Return on Capital Employed = Earnings Before Interest and Taxes (EBIT) รท (Total Assets - Current Liabilities)

0.15 = 37 billion rupees รท (320 billion rupees - 73 billion rupees) (Based on the trailing twelve months to September 2023).

Therefore, Torrent Power has an ROCE of 15%. On its own, it's standard performance; however, it is much better than the 7.4% generated by the electric utility industry.

See our latest analysis for Torrent Power

NSEI:TORNTPOWER Return on capital employed January 30, 2024

Above you can see how Torrent Power's current ROCE compares to its past returns on equity, but there's a lot you can say about the past. If you want to see what analysts are predicting in the future, you should check out our free report for Torrent Power.

What is the trend of returns?

Torrent Power shows promise as its ROCE is trending upward and to the right. The figures show that in the last five years, ROCE has grown by 47% using approximately the same amount of capital. Basically the business is generating higher returns with the same amount of capital and that is proof that there are improvements in the company's efficiency. The company is doing well in that regard and it is worth investigating what the management team has planned for long-term growth prospects.

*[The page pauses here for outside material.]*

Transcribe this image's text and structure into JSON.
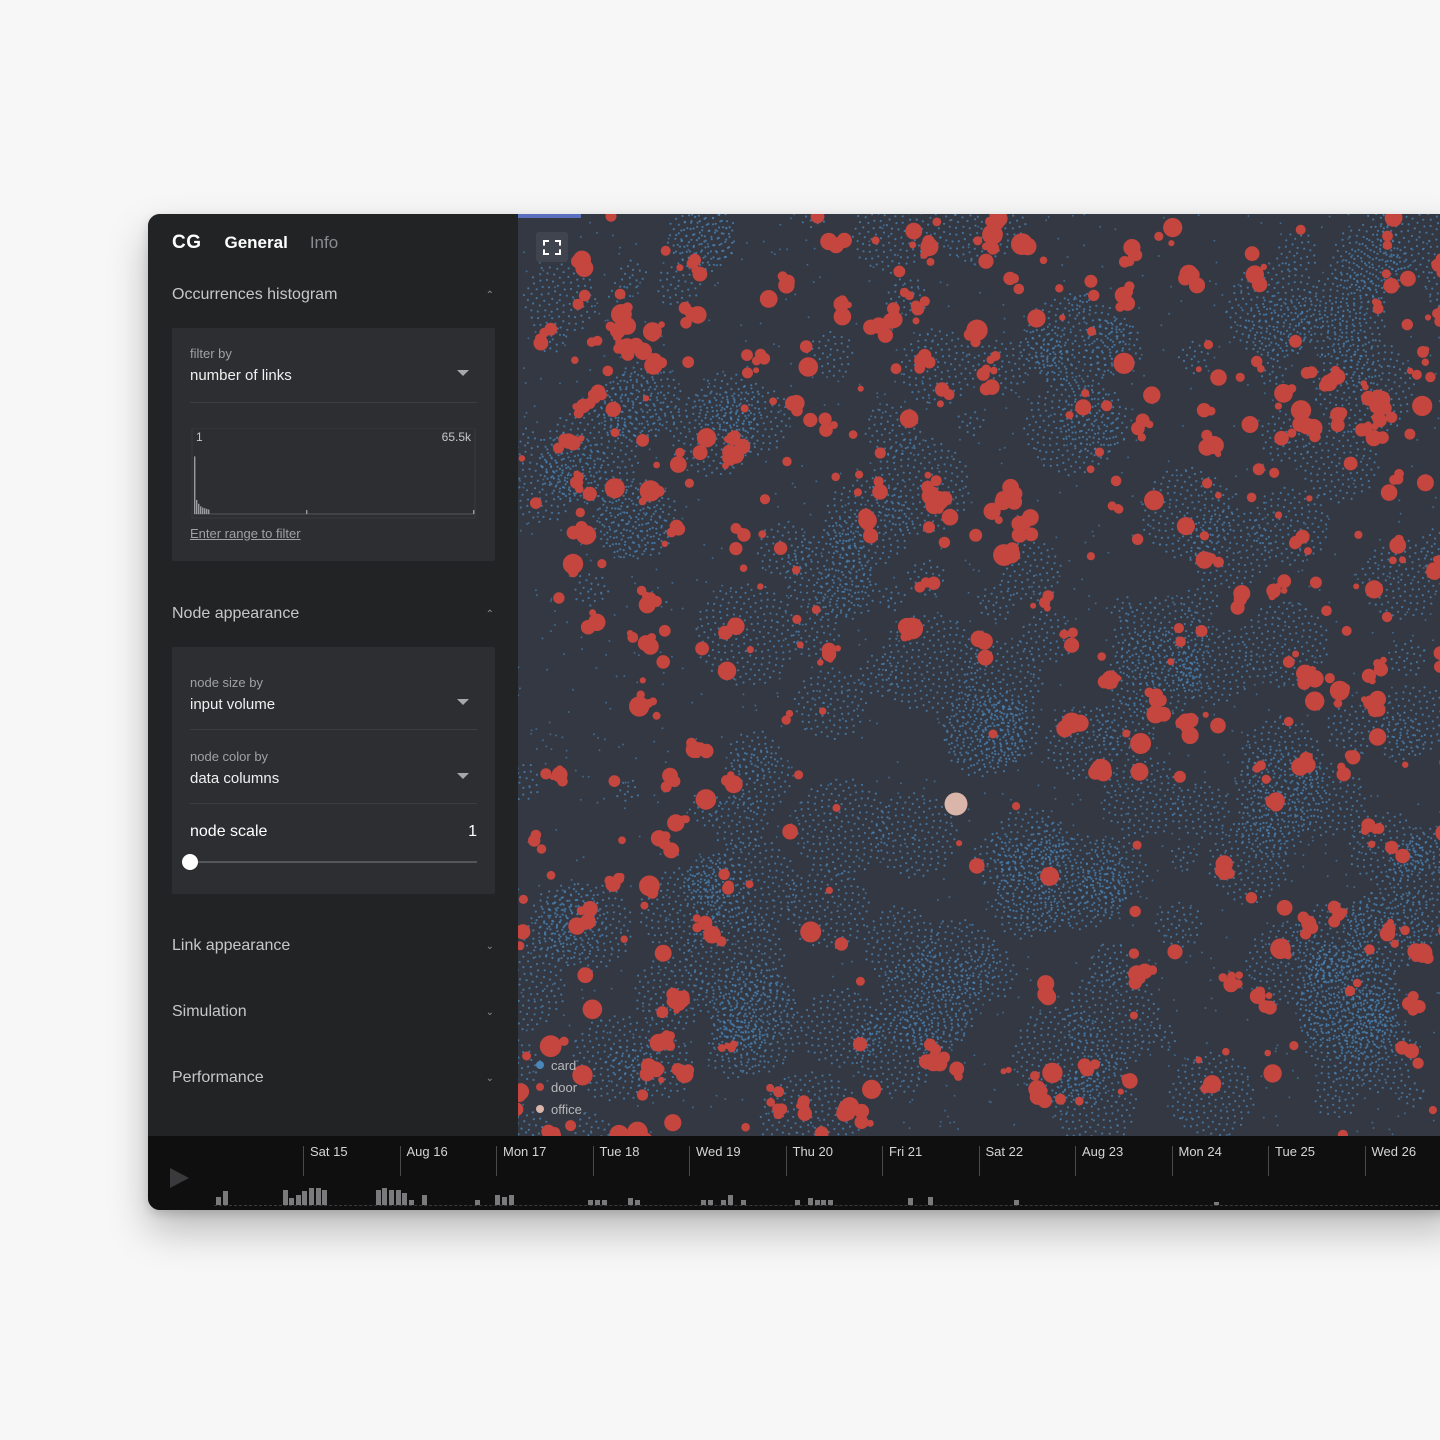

However, for the record, there was a notable increase in the company's current liabilities during the period, so we would attribute some of the ROCE growth to that. Basically, the company now has suppliers or short-term creditors financing around 23% of its operations, which is not ideal. It is worth keeping an eye on this because as the percentage of current liabilities to total assets increases, some aspects of risk also increase.

The bottom line

As discussed above, Torrent Power appears to be becoming increasingly proficient at generating profitability, as capital employed has remained stable but earnings (before interest and taxes) have increased. Given that the stock has delivered a staggering 380% return for shareholders over the last five years, it appears investors are recognizing these changes. In view of this, we think it is worth taking a deeper look at this stock because if Torrent Power can maintain these trends, it could have a bright future ahead.

One more thing, we have detected 2 warning signs versus Torrent Power which may be interesting to you.

While Torrent Power doesn't get the best performance, check this out free list of companies earning high returns on equity with strong balance sheets.

Valuation is complex, but we are helping to simplify it.

Find out if torrent power is potentially overvalued or undervalued by checking out our full analysis, which includes fair value estimates, risks and warnings, dividends, insider transactions and financial health.

See the free analysis

This Simply Wall St article is general in nature. We provide commentary based on historical data and analyst forecasts using only unbiased methodology and our articles are not intended to be financial advice. It does not constitute a recommendation to buy or sell shares and does not take into account your objectives or financial situation. Our goal is to provide you with focused, long-term analysis driven by fundamental data. Please note that our analysis may not take into account the latest announcements from price-sensitive companies or qualitative material. Simply Wall St has no position in any of the stocks mentioned.